WASHINGTON—As the head of a party turned upside down by its nominating fight, Reince Priebus says Republicans need, “more than ever,” to have a unifying convention this month.
“Given the drama that we’ve had…I think now, more than ever, the role of the convention to assist in the unification of the party is going to be extremely important,” Priebus, the chairman of the Republican National Committee, said in an interview.
No convention in the past few decades has generated the kind of uncertainty this one has, because of an unconventional and polarizing nominee, lingering resistance to Donald Trump within the party, the decision of some party figures to stay home, the decision of some corporate sponsors to stay away and the possibility of unruly protests in the streets.

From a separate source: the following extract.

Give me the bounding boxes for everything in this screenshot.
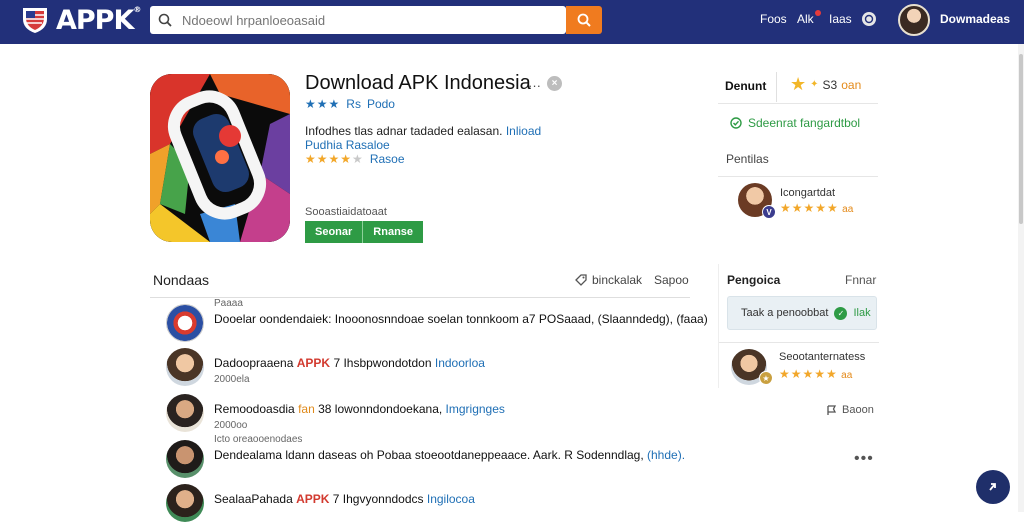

Priebus declined to talk in detail about the convention program and planning, which is not yet final at this late date.
But he discounted forecasts of upheaval in Cleveland.
“There is not going to be any chaos at the convention. I mean, we have incredible security,” Priebus said.
On the political side, “the delegates aren’t interested in chaos. Having arguments over platform and rules is not chaos. It’s what parties do.”
Priebus said the party was making progress toward unity, but “the more bruises that people take in during the primary process, the longer it takes to heal.”
Asked about the continued refusal of some in the GOP to back Trump, he said, “I think any time Republicans take a position against a presumptive nominee, they’re simply aiding and abetting the opponent.”
That is a different view than the one voiced by his friend and fellow Wisconsinite, House Speaker Paul Ryan, who has endorsed Trump but has also declined to criticize GOP colleagues in the House who have refused to do so.
“I wouldn’t tell a person to do something that they believe violates their conscience,” Ryan said in an interview last month. “I’m not going to hold an individual person’s decision against them.”
Priebus said, “It’s going to take some people longer than others” to support the GOP nominee. “I’m fine with that as long as in the end they come together and realize that another four years of [President Barack] Obama through Hillary Clinton is not a good future for our country.”
Priebus said the goals of the four-day convention that starts on July 18 are to “unify the party, tell the story of Donald Trump and make sure that we take action that strengthens the party for years to come.”
The program will resemble in many ways those in the past, he said, but with an “infusion” of Trump’s own approach and vision of what a party convention should look like.
“It’s going to be probably a happy medium between the two…the traditions of what people expect, and also some of things that Donald Trump wants to see happen,” he said.
Despite the fact that most polls show Trump trailing Clinton, Priebus said he was not worried about Trump’s standing at this point in the race, and that “we’re exactly where we need to be.”
“Analyzing the outcome of November in June is a fool’s errand,” Priebus said. “I wouldn’t be doing this job if I wasn’t optimistic. I am optimistic. I think Hillary Clinton’s going to lose and the Republicans are going to win.”
Meanwhile, a campaign imbroglio over another Donald Trump tweet—this one invoking imagery said by his detractors to be anti-Semitic—made its way onto one of the Sunday network news shows.
Appearing on CNN’s State of the Union, Trump’s recently fired campaign manager, Corey Lewandowski, disputed any anti-Semitic connotation. He attributed the criticism to “political correctness run amok.”
At issue was a tweet from Trump on Saturday that depicted a photo of Hillary Clinton, superimposed over $100 bills, with a six-pointed red star bordering these words: “Most Corrupt Candidate Ever!”
The same image had been posted anonymously earlier on a message board that features a litany of falsehoods, crude insults and anti-Jewish hatred. Mic.com first reported on the message board post.
Trump, the presumptive Republican presidential nominee, deleted his tweet a couple of hours later without explanation and replaced it with an image that swapped the star for a simple circle.
He had come under swift criticism from, among others, Erick Erikson, a conservative Atlanta radio host and blogger who memorably disinvited Trump from a Republican event last August.
“A Star of David, a pile of cash, and suggestions of corruption. Donald Trump again plays to the white supremacists,” Erickson tweeted on Friday.
Asked for comment by CNN, Lewandowski said that Trump’s original message was “a simple tweet,” adding: “You can read into things that are not there. This is a simple star.… It’s the same star that sheriff’s departments across the country use all over the place to represent law enforcement.”
Lewandowski, who departed Trump’s campaign on June 20 and is now a paid commentator for CNN, also chided news organizations while further defending his former boss.
“That’s the mainstream media trying to attack Donald Trump for something that really isn’t there,” Lewandowski said. “They put up a new tweet with a circle. The message is the same.… The message is that Hillary Clinton is corrupt.”